0
votes

I'm a little confused about online kmeans clustering. I know that it allows me to cluster with just one data at a time. But,is this all limited to one session? Suppose that I have a bunch of data clustered via this method and I get the clustered data result, would I be able to add more data to the cluster in the future?

I've also been looking for implementations of this code, and to no avail. Anyone know of any?

Update: To clarify more. Here is how my code works right now:

  1. Image is taken from live video feed, once enough pictures are saved, get kmeans of sift features.
  2. Repeat step 1, a new batch of live feed pictures, get kmeans again. Combine the kmeans vectors with the previous kmeans like :[A B]

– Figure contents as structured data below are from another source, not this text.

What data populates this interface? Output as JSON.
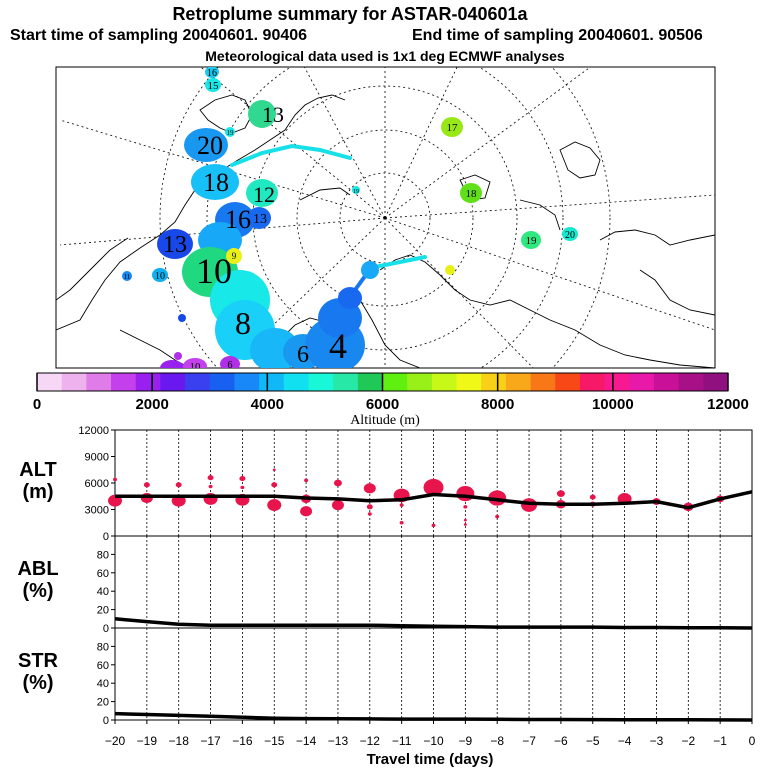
{
  "header": {
    "title": "Retroplume summary for ASTAR-040601a",
    "start": "Start time of sampling 20040601. 90406",
    "end": "End time of sampling 20040601. 90506",
    "met": "Meteorological data used is 1x1 deg ECMWF analyses"
  },
  "colorbar": {
    "label": "Altitude (m)",
    "ticks": [
      "0",
      "2000",
      "4000",
      "6000",
      "8000",
      "10000",
      "12000"
    ],
    "colors": [
      "#f6d8f6",
      "#eeb2ee",
      "#e07ce8",
      "#c440ec",
      "#9a20f0",
      "#6a18f0",
      "#3a40f0",
      "#1860f0",
      "#1888f8",
      "#10b8f8",
      "#10e0f0",
      "#18f8d8",
      "#28e8a8",
      "#20c858",
      "#60f010",
      "#98f018",
      "#c8f818",
      "#f0f818",
      "#f8d018",
      "#f8a818",
      "#f87818",
      "#f84818",
      "#f81868",
      "#f81890",
      "#e818a8",
      "#c81098",
      "#a81088",
      "#901080"
    ]
  },
  "map": {
    "labels": [
      {
        "text": "16",
        "color": "#1ac8f0"
      },
      {
        "text": "15",
        "color": "#18e8e8"
      },
      {
        "text": "13",
        "color": "#30d890"
      },
      {
        "text": "20",
        "color": "#1898f0"
      },
      {
        "text": "17",
        "color": "#98e818"
      },
      {
        "text": "18",
        "color": "#18e8e8"
      },
      {
        "text": "12",
        "color": "#20e8c0"
      },
      {
        "text": "16",
        "color": "#1878f0"
      },
      {
        "text": "13",
        "color": "#1868f0"
      },
      {
        "text": "13",
        "color": "#1848e8"
      },
      {
        "text": "18",
        "color": "#60e018"
      },
      {
        "text": "19",
        "color": "#30e880"
      },
      {
        "text": "20",
        "color": "#18e8d0"
      },
      {
        "text": "10",
        "color": "#20d880"
      },
      {
        "text": "9",
        "color": "#e8f018"
      },
      {
        "text": "8",
        "color": "#18d0f8"
      },
      {
        "text": "6",
        "color": "#18b8f8"
      },
      {
        "text": "4",
        "color": "#1898f0"
      },
      {
        "text": "10",
        "color": "#10d0f0"
      },
      {
        "text": "11",
        "color": "#1888f0"
      },
      {
        "text": "10",
        "color": "#9a20f0"
      },
      {
        "text": "6",
        "color": "#b030e8"
      },
      {
        "text": "19",
        "color": "#1888f0"
      },
      {
        "text": "19",
        "color": "#10b0f0"
      }
    ]
  },
  "chart_data": [
    {
      "type": "scatter",
      "name": "ALT",
      "ylabel": "ALT\n(m)",
      "ylim": [
        0,
        12000
      ],
      "yticks": [
        0,
        3000,
        6000,
        9000,
        12000
      ],
      "xlim": [
        -20,
        0
      ],
      "mean_line": {
        "x": [
          -20,
          -19,
          -18,
          -17,
          -16,
          -15,
          -14,
          -13,
          -12,
          -11,
          -10,
          -9,
          -8,
          -7,
          -6,
          -5,
          -4,
          -3,
          -2,
          -1,
          0
        ],
        "y": [
          4500,
          4500,
          4500,
          4500,
          4500,
          4500,
          4300,
          4200,
          4000,
          4100,
          4700,
          4500,
          4100,
          3700,
          3600,
          3600,
          3700,
          3900,
          3200,
          4200,
          5000
        ]
      },
      "points": [
        {
          "x": -20,
          "y": 4000,
          "r": 7
        },
        {
          "x": -20,
          "y": 6400,
          "r": 2
        },
        {
          "x": -19,
          "y": 4300,
          "r": 6
        },
        {
          "x": -19,
          "y": 5800,
          "r": 3
        },
        {
          "x": -18,
          "y": 4000,
          "r": 7
        },
        {
          "x": -18,
          "y": 5800,
          "r": 3
        },
        {
          "x": -17,
          "y": 4200,
          "r": 7
        },
        {
          "x": -17,
          "y": 6600,
          "r": 3
        },
        {
          "x": -17,
          "y": 5600,
          "r": 2
        },
        {
          "x": -16,
          "y": 4100,
          "r": 7
        },
        {
          "x": -16,
          "y": 6500,
          "r": 3
        },
        {
          "x": -16,
          "y": 5500,
          "r": 2
        },
        {
          "x": -15,
          "y": 3500,
          "r": 7
        },
        {
          "x": -15,
          "y": 5800,
          "r": 3
        },
        {
          "x": -15,
          "y": 7500,
          "r": 1.5
        },
        {
          "x": -14,
          "y": 2800,
          "r": 6
        },
        {
          "x": -14,
          "y": 4200,
          "r": 5
        },
        {
          "x": -14,
          "y": 6300,
          "r": 2
        },
        {
          "x": -13,
          "y": 3500,
          "r": 6
        },
        {
          "x": -13,
          "y": 6000,
          "r": 4
        },
        {
          "x": -12,
          "y": 3300,
          "r": 3
        },
        {
          "x": -12,
          "y": 2500,
          "r": 2
        },
        {
          "x": -12,
          "y": 5400,
          "r": 6
        },
        {
          "x": -11,
          "y": 4600,
          "r": 8
        },
        {
          "x": -11,
          "y": 1500,
          "r": 2
        },
        {
          "x": -11,
          "y": 3500,
          "r": 2
        },
        {
          "x": -10,
          "y": 5500,
          "r": 10
        },
        {
          "x": -10,
          "y": 1200,
          "r": 2
        },
        {
          "x": -9,
          "y": 4800,
          "r": 9
        },
        {
          "x": -9,
          "y": 3300,
          "r": 2
        },
        {
          "x": -9,
          "y": 1800,
          "r": 1.5
        },
        {
          "x": -9,
          "y": 1300,
          "r": 1.5
        },
        {
          "x": -8,
          "y": 4300,
          "r": 9
        },
        {
          "x": -8,
          "y": 2200,
          "r": 2
        },
        {
          "x": -7,
          "y": 3500,
          "r": 8
        },
        {
          "x": -6,
          "y": 3600,
          "r": 5
        },
        {
          "x": -6,
          "y": 4800,
          "r": 4
        },
        {
          "x": -5,
          "y": 3600,
          "r": 3
        },
        {
          "x": -5,
          "y": 4400,
          "r": 3
        },
        {
          "x": -4,
          "y": 4200,
          "r": 7
        },
        {
          "x": -3,
          "y": 3900,
          "r": 4
        },
        {
          "x": -2,
          "y": 3300,
          "r": 5
        },
        {
          "x": -1,
          "y": 4200,
          "r": 4
        }
      ]
    },
    {
      "type": "line",
      "name": "ABL",
      "ylabel": "ABL\n(%)",
      "ylim": [
        0,
        100
      ],
      "yticks": [
        0,
        20,
        40,
        60,
        80
      ],
      "x": [
        -20,
        -19,
        -18,
        -17,
        -16,
        -15,
        -14,
        -13,
        -12,
        -11,
        -10,
        -9,
        -8,
        -7,
        -6,
        -5,
        -4,
        -3,
        -2,
        -1,
        0
      ],
      "y": [
        10,
        7,
        4,
        3,
        3,
        3,
        3,
        3,
        3,
        2.5,
        2,
        1.5,
        1,
        1,
        1,
        1,
        0.5,
        0.5,
        0.3,
        0.2,
        0
      ]
    },
    {
      "type": "line",
      "name": "STR",
      "ylabel": "STR\n(%)",
      "ylim": [
        0,
        100
      ],
      "yticks": [
        0,
        20,
        40,
        60,
        80
      ],
      "xlabel": "Travel time (days)",
      "xticks": [
        -20,
        -19,
        -18,
        -17,
        -16,
        -15,
        -14,
        -13,
        -12,
        -11,
        -10,
        -9,
        -8,
        -7,
        -6,
        -5,
        -4,
        -3,
        -2,
        -1,
        0
      ],
      "x": [
        -20,
        -19,
        -18,
        -17,
        -16,
        -15,
        -14,
        -13,
        -12,
        -11,
        -10,
        -9,
        -8,
        -7,
        -6,
        -5,
        -4,
        -3,
        -2,
        -1,
        0
      ],
      "y": [
        7,
        6,
        5,
        4,
        3,
        2,
        1.5,
        1.3,
        1.2,
        1,
        1,
        1,
        0.8,
        0.5,
        0.5,
        0.4,
        0.3,
        0.3,
        0.2,
        0.1,
        0
      ]
    }
  ]
}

You can see that this is bad, because I quickly get too much clusters, and each batch of clusters will definitely have overlaps with another batch.

What I want:

  1. Image taken from live video feed, once pics are saved, get kmeans
  2. Repeat step 1, get kmeans again, which updates and adds new clusters to the previous cluster.

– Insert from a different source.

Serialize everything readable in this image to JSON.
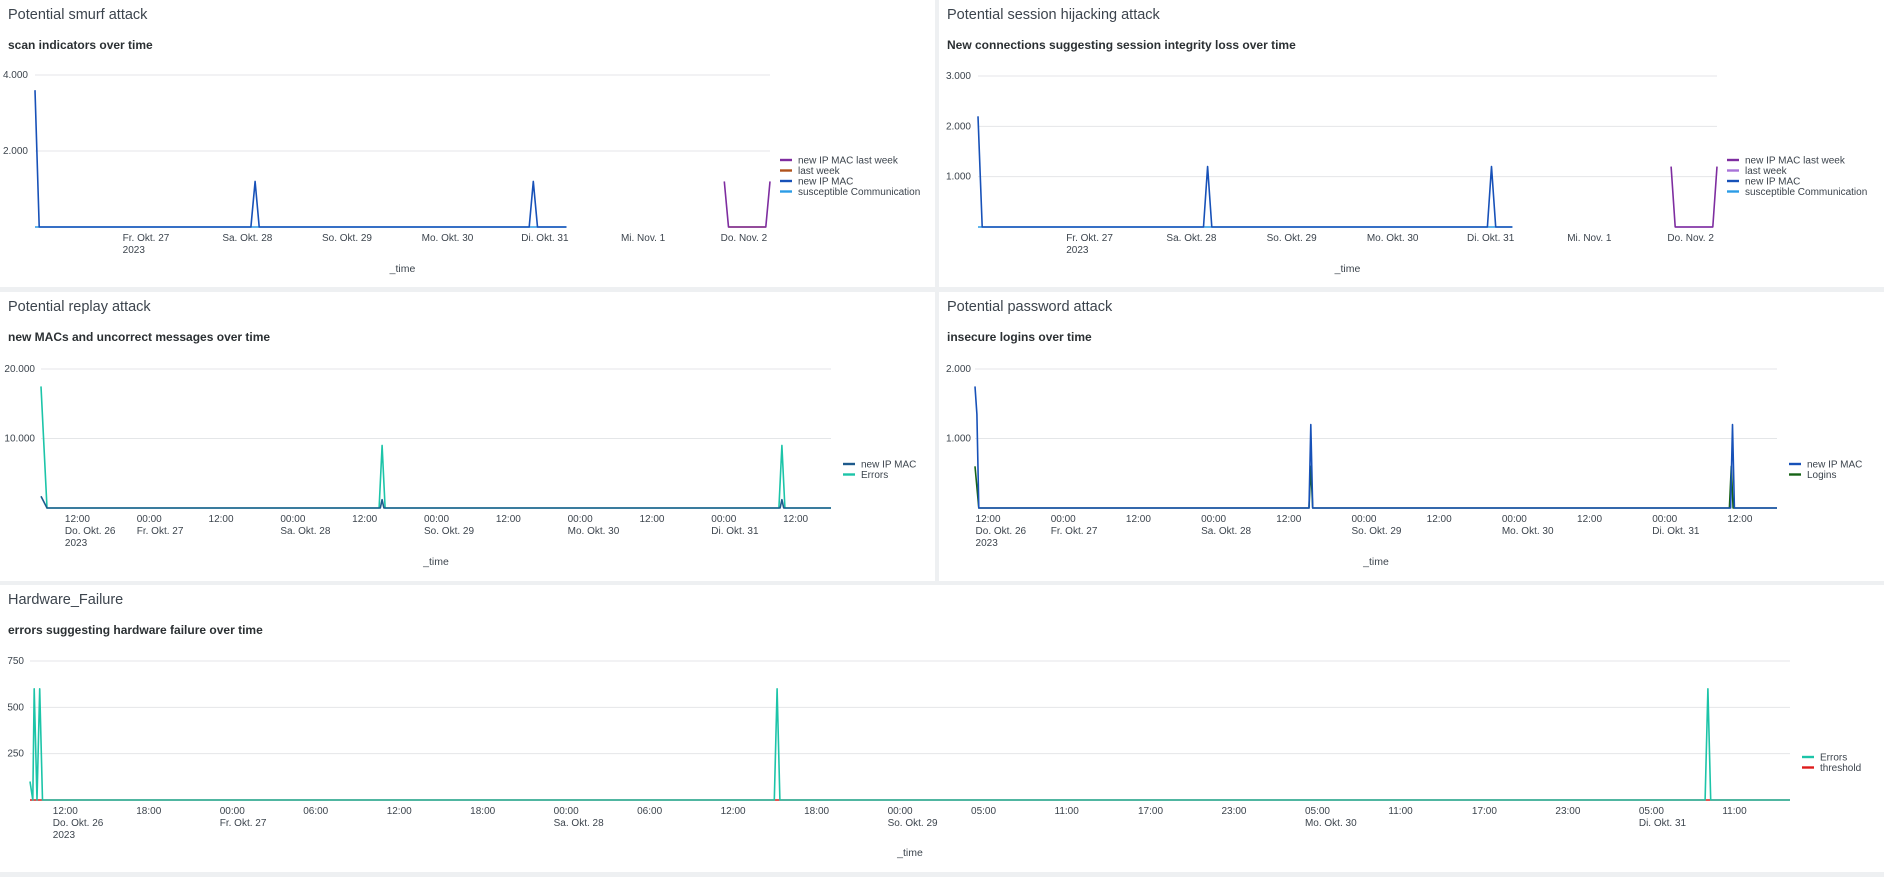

Nothing that I've seen could accommodate that, unless I'm just not understanding them correctly.

1
@mschonaker preferably matlab, but i could live with C++mugetsu

1 Answers

1
votes

If you look at the original (!) publications, the method proposed by MacQueen - where the name k-means comes from - was in fact an online algorithm. I'm not sure if MacQueen did multiple passes over the data to improve the result. I believe he used a single pass, and objects would never be reassigned to a different cluster. If so, it was already an online algorithm!

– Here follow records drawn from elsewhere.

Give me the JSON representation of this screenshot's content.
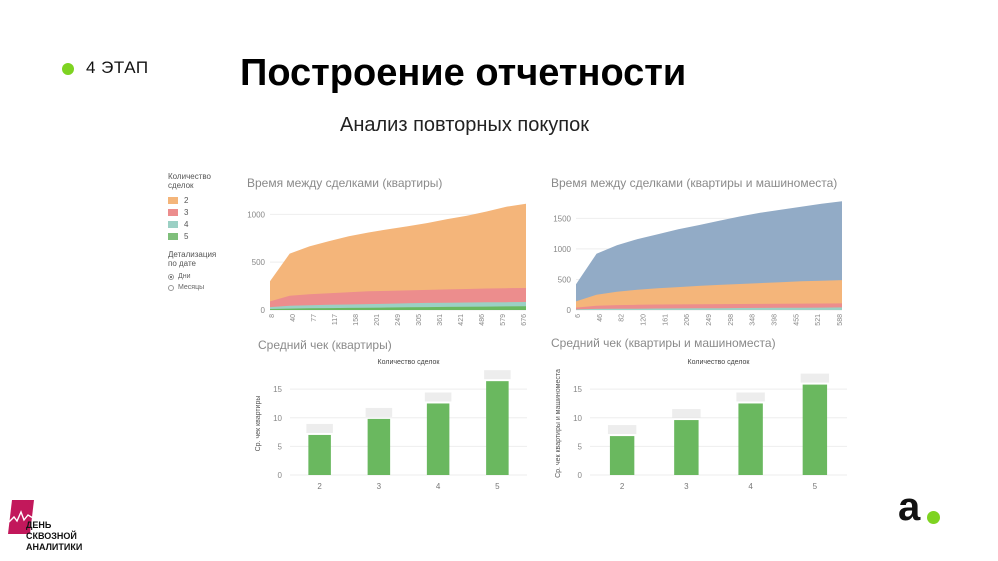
{
  "slide": {
    "stage_label": "4 ЭТАП",
    "title": "Построение отчетности",
    "subtitle": "Анализ повторных покупок"
  },
  "legend": {
    "title_line1": "Количество",
    "title_line2": "сделок",
    "items": [
      {
        "label": "2",
        "color": "#f4b57a"
      },
      {
        "label": "3",
        "color": "#ec8d8d"
      },
      {
        "label": "4",
        "color": "#9bd0c4"
      },
      {
        "label": "5",
        "color": "#7fbf7b"
      }
    ],
    "detail_title_line1": "Детализация",
    "detail_title_line2": "по дате",
    "detail_options": [
      {
        "label": "Дни",
        "selected": true
      },
      {
        "label": "Месяцы",
        "selected": false
      }
    ]
  },
  "colors": {
    "accent_green": "#7ed321",
    "bar_green": "#6ab85f",
    "area_blue": "#92abc6",
    "area_orange": "#f4b57a",
    "area_red": "#ec8d8d",
    "area_teal": "#9bd0c4"
  },
  "chart_data": [
    {
      "type": "area",
      "title": "Время между сделками (квартиры)",
      "x_ticks": [
        "8",
        "40",
        "77",
        "117",
        "158",
        "201",
        "249",
        "305",
        "361",
        "421",
        "486",
        "579",
        "676"
      ],
      "ylim": [
        0,
        1150
      ],
      "y_ticks": [
        0,
        500,
        1000
      ],
      "series": [
        {
          "name": "2",
          "values": [
            300,
            590,
            665,
            720,
            770,
            810,
            845,
            875,
            910,
            950,
            985,
            1030,
            1080,
            1110
          ]
        },
        {
          "name": "3",
          "values": [
            90,
            150,
            165,
            175,
            185,
            195,
            200,
            205,
            210,
            215,
            220,
            225,
            228,
            230
          ]
        },
        {
          "name": "4",
          "values": [
            30,
            45,
            50,
            55,
            58,
            62,
            66,
            70,
            74,
            76,
            78,
            80,
            82,
            84
          ]
        },
        {
          "name": "5",
          "values": [
            10,
            15,
            18,
            20,
            22,
            24,
            26,
            28,
            30,
            32,
            34,
            36,
            38,
            40
          ]
        }
      ]
    },
    {
      "type": "area",
      "title": "Время между сделками (квартиры и машиноместа)",
      "x_ticks": [
        "6",
        "46",
        "82",
        "120",
        "161",
        "206",
        "249",
        "298",
        "348",
        "398",
        "455",
        "521",
        "588"
      ],
      "ylim": [
        0,
        1800
      ],
      "y_ticks": [
        0,
        500,
        1000,
        1500
      ],
      "series": [
        {
          "name": "2",
          "values": [
            420,
            920,
            1060,
            1160,
            1240,
            1320,
            1390,
            1460,
            1530,
            1590,
            1640,
            1690,
            1740,
            1780
          ]
        },
        {
          "name": "3",
          "values": [
            140,
            250,
            300,
            330,
            355,
            375,
            395,
            410,
            425,
            440,
            455,
            470,
            480,
            490
          ]
        },
        {
          "name": "4",
          "values": [
            40,
            70,
            80,
            85,
            90,
            92,
            94,
            96,
            98,
            100,
            102,
            104,
            106,
            108
          ]
        },
        {
          "name": "5",
          "values": [
            10,
            18,
            20,
            22,
            24,
            26,
            28,
            30,
            32,
            34,
            36,
            38,
            40,
            42
          ]
        }
      ]
    },
    {
      "type": "bar",
      "title": "Средний чек (квартиры)",
      "subtitle": "Количество сделок",
      "ylabel": "Ср. чек квартиры",
      "categories": [
        "2",
        "3",
        "4",
        "5"
      ],
      "values": [
        7.0,
        9.8,
        12.5,
        16.4
      ],
      "ylim": [
        0,
        18
      ],
      "y_ticks": [
        0,
        5,
        10,
        15
      ]
    },
    {
      "type": "bar",
      "title": "Средний чек (квартиры и машиноместа)",
      "subtitle": "Количество сделок",
      "ylabel": "Ср. чек квартиры и машиноместа",
      "categories": [
        "2",
        "3",
        "4",
        "5"
      ],
      "values": [
        6.8,
        9.6,
        12.5,
        15.8
      ],
      "ylim": [
        0,
        18
      ],
      "y_ticks": [
        0,
        5,
        10,
        15
      ]
    }
  ],
  "branding": {
    "event_line1": "ДЕНЬ",
    "event_line2": "СКВОЗНОЙ",
    "event_line3": "АНАЛИТИКИ",
    "company_letter": "a"
  }
}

Means are commonly computed as sum / count. This is not very sensible from a numerical point of view. E.g. in the classic Knuth book you can find a method for incrementally updating means. Wikipedia has it also.

Things get slightly more complicated once you actually want to reassign earlier points. But usually in a streaming context you do not know the previous points, so you cannot do that anyway.